Birch kept his eyes on the window, and his voice was so low when he spoke that Adare wasn’t sure she heard him clearly.

“Speak for yourself, Fulton.”

“Forgive him, my lady,” Fulton said. “The lightning has-”

“The lightning woke me up,” Birch snapped, turning back and half rising in his bed to glare at Adare.

“Mind your tone before the princess, soldier,” Fulton growled.

“Princess? She’s a prophet now, or didn’t you hear? The thing is, I didn’t sign on to serve a prophet.” His eyes were wide, almost wild, accusatory and pleading both. “I would have taken a blade for you, Adare. A bolt in the belly. I would have run into a burning tower to haul you out.”

“You might still have the chance,” Fulton growled.

“No,” Birch said, voice suddenly horribly weary. “I will not. I’m done. I always knew I might be killed for you, Adare. I just never figured I’d be killed by you. By a deal you made.” He dropped his head back to the pillow, turned his gaze to the window, and fell silent.

Jaw tight, Fulton started to pull himself upright in bed, but Adare crossed to him, put a hand on his shoulder. He was feverish, skin aflame, and weak as a child when she pushed him back against the pillow.

“It’s all right,” she murmured. “Leave him be. I already owe him more than I can repay.”
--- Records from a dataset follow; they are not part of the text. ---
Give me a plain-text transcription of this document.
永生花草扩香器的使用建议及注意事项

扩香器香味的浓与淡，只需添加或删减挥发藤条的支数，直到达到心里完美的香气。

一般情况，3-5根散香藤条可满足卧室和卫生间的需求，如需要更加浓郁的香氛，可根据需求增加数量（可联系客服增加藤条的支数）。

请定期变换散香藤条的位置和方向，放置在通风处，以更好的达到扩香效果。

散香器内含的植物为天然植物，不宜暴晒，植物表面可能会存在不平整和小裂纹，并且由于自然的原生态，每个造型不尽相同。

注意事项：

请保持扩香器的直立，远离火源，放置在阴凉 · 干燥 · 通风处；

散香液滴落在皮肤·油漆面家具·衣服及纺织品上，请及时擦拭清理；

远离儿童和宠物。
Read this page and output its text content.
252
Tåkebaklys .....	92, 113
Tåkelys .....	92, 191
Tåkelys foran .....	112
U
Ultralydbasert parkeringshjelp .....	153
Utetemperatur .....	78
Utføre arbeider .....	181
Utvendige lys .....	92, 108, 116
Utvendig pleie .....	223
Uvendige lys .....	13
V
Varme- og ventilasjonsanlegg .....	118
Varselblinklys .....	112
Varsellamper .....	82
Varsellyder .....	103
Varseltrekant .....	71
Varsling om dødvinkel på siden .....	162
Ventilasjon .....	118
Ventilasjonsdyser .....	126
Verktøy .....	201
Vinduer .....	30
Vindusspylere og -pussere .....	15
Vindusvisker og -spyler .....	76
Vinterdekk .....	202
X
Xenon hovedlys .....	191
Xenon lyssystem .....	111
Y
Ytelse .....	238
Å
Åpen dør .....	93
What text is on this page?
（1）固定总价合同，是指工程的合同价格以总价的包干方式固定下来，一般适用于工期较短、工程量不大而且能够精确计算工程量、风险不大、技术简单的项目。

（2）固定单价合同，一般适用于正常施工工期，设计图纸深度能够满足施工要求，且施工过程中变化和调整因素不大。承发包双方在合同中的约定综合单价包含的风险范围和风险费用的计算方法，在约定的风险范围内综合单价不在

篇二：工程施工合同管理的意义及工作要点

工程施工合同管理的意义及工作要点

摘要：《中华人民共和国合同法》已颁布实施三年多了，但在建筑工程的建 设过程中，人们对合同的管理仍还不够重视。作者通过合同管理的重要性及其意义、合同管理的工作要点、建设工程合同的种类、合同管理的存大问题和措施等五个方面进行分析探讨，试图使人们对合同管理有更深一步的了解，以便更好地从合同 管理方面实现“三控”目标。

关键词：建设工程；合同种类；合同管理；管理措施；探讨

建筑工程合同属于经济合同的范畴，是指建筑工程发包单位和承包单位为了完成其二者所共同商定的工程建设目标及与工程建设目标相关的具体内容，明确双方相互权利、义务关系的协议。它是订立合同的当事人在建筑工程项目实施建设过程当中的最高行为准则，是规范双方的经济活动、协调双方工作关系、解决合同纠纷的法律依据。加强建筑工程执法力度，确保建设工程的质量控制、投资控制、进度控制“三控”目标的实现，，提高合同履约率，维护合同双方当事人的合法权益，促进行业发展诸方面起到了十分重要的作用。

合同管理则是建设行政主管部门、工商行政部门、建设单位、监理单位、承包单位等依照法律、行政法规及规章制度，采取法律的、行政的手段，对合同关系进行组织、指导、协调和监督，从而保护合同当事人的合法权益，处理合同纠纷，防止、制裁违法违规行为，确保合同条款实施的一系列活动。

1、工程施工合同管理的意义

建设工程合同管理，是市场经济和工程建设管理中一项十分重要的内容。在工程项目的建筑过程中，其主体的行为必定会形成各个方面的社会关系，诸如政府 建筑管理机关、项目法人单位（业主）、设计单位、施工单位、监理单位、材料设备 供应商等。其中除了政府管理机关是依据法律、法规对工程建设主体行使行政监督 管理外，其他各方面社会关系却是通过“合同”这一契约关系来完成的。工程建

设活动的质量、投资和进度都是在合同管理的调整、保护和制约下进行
Birch didn’t turn his head. From where Adare stood, she could see only the unburned side of his face, the handsome side, the side she recognized. Tears sheeted his cheek, but he refused to look over, didn’t meet her eye. He was alive, saved, either by the grace of Intarra or Adare’s own mad folly, and yet she had lost him all the same.

He is the first to see through me, Adare told herself, staring at the man, trying to remember his casual laugh, his grin. But he will not be the last. Or the worst.

* * *

“I’m not a prophet,” Adare said, shaking her head, meeting Nira’s glare from across the table. “I’m not, regardless of what they say.”

“The fuck does that have ta do with anything?” the woman snapped.

“I won’t drape myself in a lie and call it glory .”

“Oh for ’Shael’s sweet sake, girl, you think you can rule an empire without lying? You think your father didn’t lie? Or his father? Or any of your goldy-eyed great-great-founders of Annur? It’s built into the job . Bakers have flour, fishermen have nets, and leaders have lies.”